Of these, 5 tags were selected with high frequencies:
Real time operation
A list was then compiled of the datasets that had 3 or more of these predicted keywords. Only matching for 1 word produced far too many results (17k+), matching for 2 produced about 1.7k, but matching for 3 or more produced a more manageable list of about 70 abstracts.
Unfortunately, after reviewing all the datasets, it was seen that the metadata was again talking about data acquisition, or overall context, but never in a way that would allow us to identify "this is a dataset that could be used for machine-learning" or "has been used in machine-learning".
For phase 2, the plan was to programmatically examine the Scientific and Technical Information (STI) NASA Technical Reports Server (NTRS) instead of data.nasa.gov directly. Our hypothesis was that papers might detail their machine-learning process and explicitly state which datasets they had used as training datasets, which could then be traced back to a dataset on data.nasa.gov.
A list of abstracts were compiled by matching “machine learning,” “supervised learning”, and “unsupervised learning”. We also tried “label” as a term but found the vast majority had no relation to machine-learning. More than 300 abstracts were identified programmatically and reviewed by hand. Only 11 abstracts were actually about machine-learning training and explicitly mentioned the datasets used. Of these 11, only 3 explicitly mentioned datasets that could be found on data.nasa.gov:
National Agriculture Imagery Program
Landsat Global Land Survey (GLS)
C-MAPSS Aircraft Engine Simulator Data
....at least on data catalogs that aggregate other data catalogs
Most datasets in data.nasa.gov lack metadata that describes their structure and format. It is not a mandatory requirement to exist. Programmatically determining it is an impossibility due to the fact that the “download link” field in the metadata doesn’t often go to an actual file but rather to another NASA data site, which then requires human-level browser navigation skill to get to the actual file.

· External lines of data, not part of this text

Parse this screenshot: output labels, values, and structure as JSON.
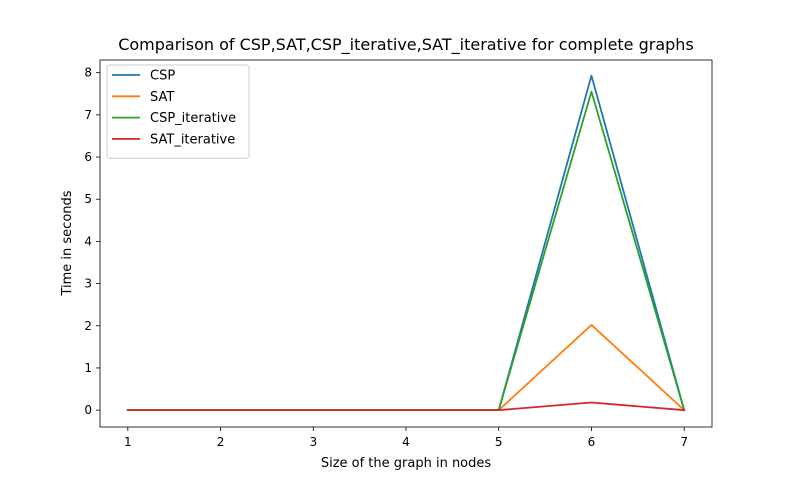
{
  "chart_data": {
    "type": "line",
    "title": "Comparison of CSP,SAT,CSP_iterative,SAT_iterative for complete graphs",
    "xlabel": "Size of the graph in nodes",
    "ylabel": "Time in seconds",
    "x": [
      1,
      2,
      3,
      4,
      5,
      6,
      7
    ],
    "xlim": [
      0.7,
      7.3
    ],
    "ylim": [
      -0.4,
      8.3
    ],
    "xticks": [
      1,
      2,
      3,
      4,
      5,
      6,
      7
    ],
    "yticks": [
      0,
      1,
      2,
      3,
      4,
      5,
      6,
      7,
      8
    ],
    "grid": false,
    "legend_position": "top-left",
    "series": [
      {
        "name": "CSP",
        "color": "#1f77b4",
        "values": [
          0.0,
          0.0,
          0.0,
          0.0,
          0.0,
          7.93,
          0.0
        ]
      },
      {
        "name": "SAT",
        "color": "#ff7f0e",
        "values": [
          0.0,
          0.0,
          0.0,
          0.0,
          0.0,
          2.02,
          0.0
        ]
      },
      {
        "name": "CSP_iterative",
        "color": "#2ca02c",
        "values": [
          0.0,
          0.0,
          0.0,
          0.0,
          0.0,
          7.55,
          0.0
        ]
      },
      {
        "name": "SAT_iterative",
        "color": "#d62728",
        "values": [
          0.0,
          0.0,
          0.0,
          0.0,
          0.0,
          0.18,
          0.0
        ]
      }
    ]
  }
}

Datasets’ descriptions are almost always focused on what data is represented or how it was acquired. Dataset metadata almost never includes what it could be used for or what it has been used for. Additionally, when papers and abstracts due describe machine-learning algorithms and training, they either don’t describe an exact dataset, as the paper is describing a method for a type of data rather than something specific, or they don’t describe the dataset in such a way that it can be easily found.
Therefore, one could conclude that:
(1) Data.nasa.gov does not currently have the right metadata to allow for programmatic identification of machine-learning suitable datasets.
(2) We will likely have to rely on sourcing datasets suitable for machine-learning by asking large amounts of people for the datasets that they personally know about.